User input for a MongoDB search

I am currently trying to accept user input so that a user may be able to search the database.
> db.test2.find().pretty()
{
    "_id" : ObjectId("55de8a17f8389e208a1e7d7e"),
    "name" : "john",
    "favorites" : {
        "vegetable" : "spinach",
        "fruit" : "apple",
    }
}
{
    "_id" : ObjectId("55de8a17f8389e208a1f6gg4"),
    "name" : "becky",
    "favorites" : {
        "vegetable" : "spinach",
        "fruit" : "apple",
    }
}
{
    "_id" : ObjectId("55e3b6cbec2740181355b809"),
    "name" : "liz",
    "favorites" : {
        "vegetable" : "spinach",
        "fruit" : "banana",
    }
}
In this example, the user would be able to search for any combination of a person's favorite vegetable, fruit, or both their favorite vegetable and favorite fruit. If the user entered spinach for favorite vegetable, all three would be returned. However, if the user input favorite vegetable = spinach and favorite fruit = apple, only john and becky would be returned.
In MongoDB, you are able to determine which parameter you want to search. I am trying to write my code in a way that if the user leaves a field blank, it should not be searched for.
I have tried
$query = array("favorites.vegetable" => "$userInput", "favorites.fruit" => "$userInput2");
but if either of those fields are left blank, it will not return any results. I thought about trying to use if statements:
if ($vegetable == NULL)
{
    $query = array("favorites.fruit" => "$fruit");
}

else if($fruit == NULL)
{
    $query = array("favorites.vegetable" => "$vegetable");
}

else
{
    $query = array("favorites.vegetable" => "$vegetable", "favorites.fruit" => "$fruit");
}
but if I would like to make my database searchable by more parameters I would have too many conditional statements. Is there any way to make my Mongo search recognize when a field is left blank?

Answer:
The question really is, "Where is the input coming from?". As if you have some sort of structure to the input, then the coding is quite simple to follow a pattern.
As it is, with two basic variables you can clean the code to simply contruct your query based on what is in the variables:
$query = array();

if ( $fruit != NULL ) {
    $query["favorites.fruit"] = $fruit;
}

if ( $vegetable != NULL ) {
    $query["favorites.vegetable"] = $vegetable;
)
Which means you either end up with a $query here that is either blank to match everything or contains the specific arguments ( either one or two ) depending on whether the content was null or not.
If your input has some structure, then you can be a lot more dynamic:
$input = array("fruit" => "apple", "vegetable" => "spinach");

$query = array();

foreach ( $input as $key => $value ) {
    $query["favorites.$key"] = $value;
}
Which is doing the same thing by appending to the $query but in a much more dynamic way than with individual variables.
Also note that as far as MongoDB is concerned, then your document structure is not great.
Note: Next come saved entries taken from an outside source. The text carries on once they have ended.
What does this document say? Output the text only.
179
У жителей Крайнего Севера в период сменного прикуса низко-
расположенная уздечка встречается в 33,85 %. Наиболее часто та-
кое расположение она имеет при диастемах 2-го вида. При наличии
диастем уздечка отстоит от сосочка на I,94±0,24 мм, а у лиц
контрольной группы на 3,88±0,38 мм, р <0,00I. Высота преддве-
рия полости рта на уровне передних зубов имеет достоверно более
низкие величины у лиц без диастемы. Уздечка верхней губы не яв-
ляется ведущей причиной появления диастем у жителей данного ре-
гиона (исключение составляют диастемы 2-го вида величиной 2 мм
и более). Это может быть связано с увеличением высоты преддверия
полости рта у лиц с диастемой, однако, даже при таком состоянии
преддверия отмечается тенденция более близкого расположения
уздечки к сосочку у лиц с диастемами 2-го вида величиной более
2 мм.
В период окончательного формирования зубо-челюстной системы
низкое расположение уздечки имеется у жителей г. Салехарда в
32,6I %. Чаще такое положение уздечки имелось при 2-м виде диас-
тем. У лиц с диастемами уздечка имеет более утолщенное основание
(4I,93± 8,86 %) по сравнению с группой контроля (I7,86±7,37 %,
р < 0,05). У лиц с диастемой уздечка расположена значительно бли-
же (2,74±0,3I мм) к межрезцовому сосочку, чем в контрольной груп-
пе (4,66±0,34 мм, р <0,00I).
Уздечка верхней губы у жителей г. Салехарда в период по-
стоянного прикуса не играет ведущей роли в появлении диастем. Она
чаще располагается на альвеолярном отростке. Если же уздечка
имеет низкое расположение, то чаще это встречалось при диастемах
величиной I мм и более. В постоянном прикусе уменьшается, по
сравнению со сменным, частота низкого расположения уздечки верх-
It probably really should look like this:
{
    "_id" : ObjectId("55de8a17f8389e208a1e7d7e"),
    "name" : "john",
    "favorites" : [
        { "type": "vegetable", "name": "spinach" },
        { "type": "fruit", "name": "apple" }
    ]
}
And while it may initially look like the query comes out a bit more complex, removing the "specific paths" in your query for keys like "vegetable" and "fruit" have a whole lot of benefits that make life a lot easier, and also primarilly the "data" can be "indexed". Key names are not indexable for search and therefore loose efficiency:
$input = array("fruit" => "apple", "vegetable" => "spinach");

$query = array();

foreach ( $input as $key => $value ) {
  $query['$and'][] = array(
    'favorites' => array(
      '$elemMatch' => array(
          'type' => $key, 'name' => $value
      )
    )
  );
}
Which is a nice query using $elemMatch to find documents that contain "all" array elements where "both" the "type" and "name" of the specified items in your input list.
Basically looks like this in JSON:
{
  "$and": [
    { "favorites": {
      "$elemMatch": {
          "type": "fruit", "name": "apple"
      }
    }},
    { "favorites": {
      "$elemMatch": {
          "type": "vegetable", "name": "spinach"
      }
    }}
  ]
}
It all comes down to knowing how to manipulate data structures in your chosen language, and that "data structures" are all MongoDB queries really are, as far as your language is concerned.
As for the structure change then condider that finding people who have "vegetables" in their "favorites" now becomes this:
{ "favorites.type": "vegetable" }
Which is nice since "favorites.type" can be indexed, as opposed to:
{ "favorites.vegetable": { "$exists": true } }
Which while this can "technically" use an index, it does not really do so in such a nice way. So changing the way the schema is represented is desirable and gives more flexibility.